21 septembre 19 octobre 1996
Depuis le début des années 70, le travail de Marc Camille Chaimowicz est préoccupé par la question de l’identité. Délaissant le recours direct au corps par lequel elle est un moment passé, l’œuvre se partage entre la recréation de lieux de vie hypothétiques, sans cesse remodelés, et l’émergence des artefacts qui les hantent, objets quotidiens affectifs et prosaiques, éléments décoratifs ou architectoniques, dans lequel le tableau semble assurer un statut hybride et transitoire. De cette quête, la peinture est l’instrument générique et métaphorique. Tantôt mythique et portant tous les stigmates de l’intériorisation, elle court le danger de se perdre en elle-même, moins dans une auto-complaisance que dans une auto-consomption. Mais cependant, artifice toujours, artifice majeur, c’est à travers elle que ce qui relève de l’intime se métamorphose pour livrer sa face extravertie, via l’artisanat, le pattern, la médiation du métier d’art ou de la reproduction en série.
La grande exposition présentée en 1994 au « Consortium » à Dijon et au « Quartier » à Quimper marquait une double étape : d’un côté elle faisait le point sur cette capacité extensive à générer des formules publiques (susceptibles de réinvestir l’intimité d’autrui). De l’autre, avec la Suite de Varsovie elle semblait tout à coup accéder au lieu originaire et donner à la peinture un détachement, un recul d’une souveraine autonomie. Sans cesser d’occuper sa place ambigue, le tableau devenait ce « mutant » singulier, mais dédoublé, détaché, totalement requalifié par son propre clone.

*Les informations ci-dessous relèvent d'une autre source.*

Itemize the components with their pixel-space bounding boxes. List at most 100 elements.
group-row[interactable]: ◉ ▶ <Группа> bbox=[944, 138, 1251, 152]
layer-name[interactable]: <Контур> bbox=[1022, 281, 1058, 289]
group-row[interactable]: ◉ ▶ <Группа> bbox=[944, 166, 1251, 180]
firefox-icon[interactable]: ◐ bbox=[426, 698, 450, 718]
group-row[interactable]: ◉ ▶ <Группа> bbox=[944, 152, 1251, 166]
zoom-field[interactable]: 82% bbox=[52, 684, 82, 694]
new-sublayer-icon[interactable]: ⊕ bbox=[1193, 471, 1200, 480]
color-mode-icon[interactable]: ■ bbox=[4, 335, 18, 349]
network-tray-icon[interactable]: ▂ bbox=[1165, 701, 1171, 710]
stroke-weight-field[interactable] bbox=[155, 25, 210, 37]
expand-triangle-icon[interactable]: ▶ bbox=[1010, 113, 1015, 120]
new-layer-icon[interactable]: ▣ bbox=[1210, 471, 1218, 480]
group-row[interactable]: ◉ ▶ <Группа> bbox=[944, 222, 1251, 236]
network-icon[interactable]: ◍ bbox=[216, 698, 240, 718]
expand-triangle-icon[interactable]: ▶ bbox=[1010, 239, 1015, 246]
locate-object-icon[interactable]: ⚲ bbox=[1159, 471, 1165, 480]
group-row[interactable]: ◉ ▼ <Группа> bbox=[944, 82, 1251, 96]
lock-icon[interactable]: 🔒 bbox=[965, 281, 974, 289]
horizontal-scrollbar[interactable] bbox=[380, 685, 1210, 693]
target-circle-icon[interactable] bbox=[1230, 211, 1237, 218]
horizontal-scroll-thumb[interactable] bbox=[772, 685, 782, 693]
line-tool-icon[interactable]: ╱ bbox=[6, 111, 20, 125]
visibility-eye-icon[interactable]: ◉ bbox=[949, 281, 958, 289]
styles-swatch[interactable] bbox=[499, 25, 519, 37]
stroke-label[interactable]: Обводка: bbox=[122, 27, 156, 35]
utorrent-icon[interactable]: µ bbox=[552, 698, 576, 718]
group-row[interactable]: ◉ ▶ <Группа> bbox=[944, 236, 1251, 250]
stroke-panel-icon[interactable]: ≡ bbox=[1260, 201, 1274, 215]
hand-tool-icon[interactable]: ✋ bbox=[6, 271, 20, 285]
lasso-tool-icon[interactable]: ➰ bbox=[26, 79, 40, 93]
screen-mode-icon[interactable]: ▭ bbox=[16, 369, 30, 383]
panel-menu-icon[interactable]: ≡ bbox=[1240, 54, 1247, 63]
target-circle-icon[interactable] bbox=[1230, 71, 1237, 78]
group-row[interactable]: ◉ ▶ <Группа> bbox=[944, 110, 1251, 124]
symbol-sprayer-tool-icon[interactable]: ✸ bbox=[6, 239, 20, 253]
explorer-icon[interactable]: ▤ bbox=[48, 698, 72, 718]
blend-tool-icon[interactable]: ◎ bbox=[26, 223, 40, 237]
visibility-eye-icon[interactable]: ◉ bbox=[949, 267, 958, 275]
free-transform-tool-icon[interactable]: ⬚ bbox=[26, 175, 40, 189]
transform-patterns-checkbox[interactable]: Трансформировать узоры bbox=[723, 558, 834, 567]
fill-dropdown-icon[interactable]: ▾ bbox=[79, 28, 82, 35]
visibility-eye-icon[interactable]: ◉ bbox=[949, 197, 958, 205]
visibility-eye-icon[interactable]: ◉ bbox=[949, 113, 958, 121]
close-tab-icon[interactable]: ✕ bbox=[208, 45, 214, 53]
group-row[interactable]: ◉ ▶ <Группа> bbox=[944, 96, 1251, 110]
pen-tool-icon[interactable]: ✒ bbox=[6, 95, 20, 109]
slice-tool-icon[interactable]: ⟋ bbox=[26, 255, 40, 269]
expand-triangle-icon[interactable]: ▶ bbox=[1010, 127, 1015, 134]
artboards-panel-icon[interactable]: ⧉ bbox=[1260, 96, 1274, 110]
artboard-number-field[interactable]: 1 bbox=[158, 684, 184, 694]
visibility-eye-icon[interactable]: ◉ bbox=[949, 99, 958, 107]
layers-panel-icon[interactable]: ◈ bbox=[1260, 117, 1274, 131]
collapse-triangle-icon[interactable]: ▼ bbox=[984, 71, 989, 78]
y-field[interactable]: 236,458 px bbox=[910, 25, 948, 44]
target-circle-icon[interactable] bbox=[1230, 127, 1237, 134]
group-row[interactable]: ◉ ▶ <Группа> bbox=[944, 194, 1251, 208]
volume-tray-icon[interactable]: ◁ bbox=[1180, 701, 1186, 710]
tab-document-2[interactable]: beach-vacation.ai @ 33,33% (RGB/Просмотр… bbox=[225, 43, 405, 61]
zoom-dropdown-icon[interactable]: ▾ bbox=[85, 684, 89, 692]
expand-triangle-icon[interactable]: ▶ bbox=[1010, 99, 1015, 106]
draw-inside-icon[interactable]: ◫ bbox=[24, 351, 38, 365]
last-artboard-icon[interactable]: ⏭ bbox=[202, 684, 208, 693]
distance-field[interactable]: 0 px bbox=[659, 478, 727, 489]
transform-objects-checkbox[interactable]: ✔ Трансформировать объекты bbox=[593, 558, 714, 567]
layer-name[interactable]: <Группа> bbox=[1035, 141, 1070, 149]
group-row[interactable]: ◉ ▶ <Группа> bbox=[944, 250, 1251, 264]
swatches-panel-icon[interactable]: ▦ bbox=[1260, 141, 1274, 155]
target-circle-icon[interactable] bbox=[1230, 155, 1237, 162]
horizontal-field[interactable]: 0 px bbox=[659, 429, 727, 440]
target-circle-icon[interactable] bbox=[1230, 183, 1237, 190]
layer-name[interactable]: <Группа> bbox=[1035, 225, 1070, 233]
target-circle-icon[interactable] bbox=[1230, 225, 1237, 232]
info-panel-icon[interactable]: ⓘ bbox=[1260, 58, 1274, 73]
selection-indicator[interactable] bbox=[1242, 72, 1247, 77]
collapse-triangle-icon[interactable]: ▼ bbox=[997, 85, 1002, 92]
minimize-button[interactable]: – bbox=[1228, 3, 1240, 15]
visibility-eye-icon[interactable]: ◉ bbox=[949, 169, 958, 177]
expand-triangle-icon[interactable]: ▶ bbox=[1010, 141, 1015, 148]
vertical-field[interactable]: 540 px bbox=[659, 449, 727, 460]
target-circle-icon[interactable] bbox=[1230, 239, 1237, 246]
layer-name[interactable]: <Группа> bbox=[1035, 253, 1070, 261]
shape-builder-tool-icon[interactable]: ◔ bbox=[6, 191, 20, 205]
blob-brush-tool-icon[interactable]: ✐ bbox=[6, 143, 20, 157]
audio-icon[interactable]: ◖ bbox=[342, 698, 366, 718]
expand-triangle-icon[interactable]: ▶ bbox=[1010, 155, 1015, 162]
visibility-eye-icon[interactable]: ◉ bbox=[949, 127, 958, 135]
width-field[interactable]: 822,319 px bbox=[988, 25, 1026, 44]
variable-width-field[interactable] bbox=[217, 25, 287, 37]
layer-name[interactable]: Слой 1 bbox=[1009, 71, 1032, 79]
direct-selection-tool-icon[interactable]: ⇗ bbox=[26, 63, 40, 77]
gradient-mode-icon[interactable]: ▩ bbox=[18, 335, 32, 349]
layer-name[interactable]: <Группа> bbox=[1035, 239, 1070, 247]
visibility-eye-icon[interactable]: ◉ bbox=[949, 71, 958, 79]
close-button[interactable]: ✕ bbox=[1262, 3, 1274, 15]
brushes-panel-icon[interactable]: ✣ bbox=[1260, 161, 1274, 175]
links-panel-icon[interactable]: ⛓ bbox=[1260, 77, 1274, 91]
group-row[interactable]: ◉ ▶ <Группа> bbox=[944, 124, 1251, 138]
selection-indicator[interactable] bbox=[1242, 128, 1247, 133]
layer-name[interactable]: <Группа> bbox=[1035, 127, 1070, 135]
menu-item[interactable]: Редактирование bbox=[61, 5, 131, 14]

Ce qui s’opère ici dans les pièces nouvelles de la Rue de Mirande est plus qu’un pas de côté, plus qu’une esquisse en chemin. C’est un radical renversement de perspective. Il ne s’agit plus de reconstituer un lieu intime que ce soit l’atelier de l’artiste ou l’espace de vie ouvert sur on ne sait quel ailleurs. Il ne s’agit plus non plus d’inventer des objets probables. Une solution est trouvée qui subvertit à la fois les lois du genre de la peinture et celles de l’installations pour donner ce lieu excessif dans lequel sont venus s’agglomérer les vestiges de nos quotidiens et dans lesquels s’ébauchent des formes qui demeureront à jamais latentes. Ce lieu c’est la nature morte qui redevient ainsi, dans un contexte absolument contemporain, le prisme puissant qu’elle a été à d’autres moments de l’histoire. Un artifice qui nous confronte à des questions vitales avec une stupéfiante d ésinvolture.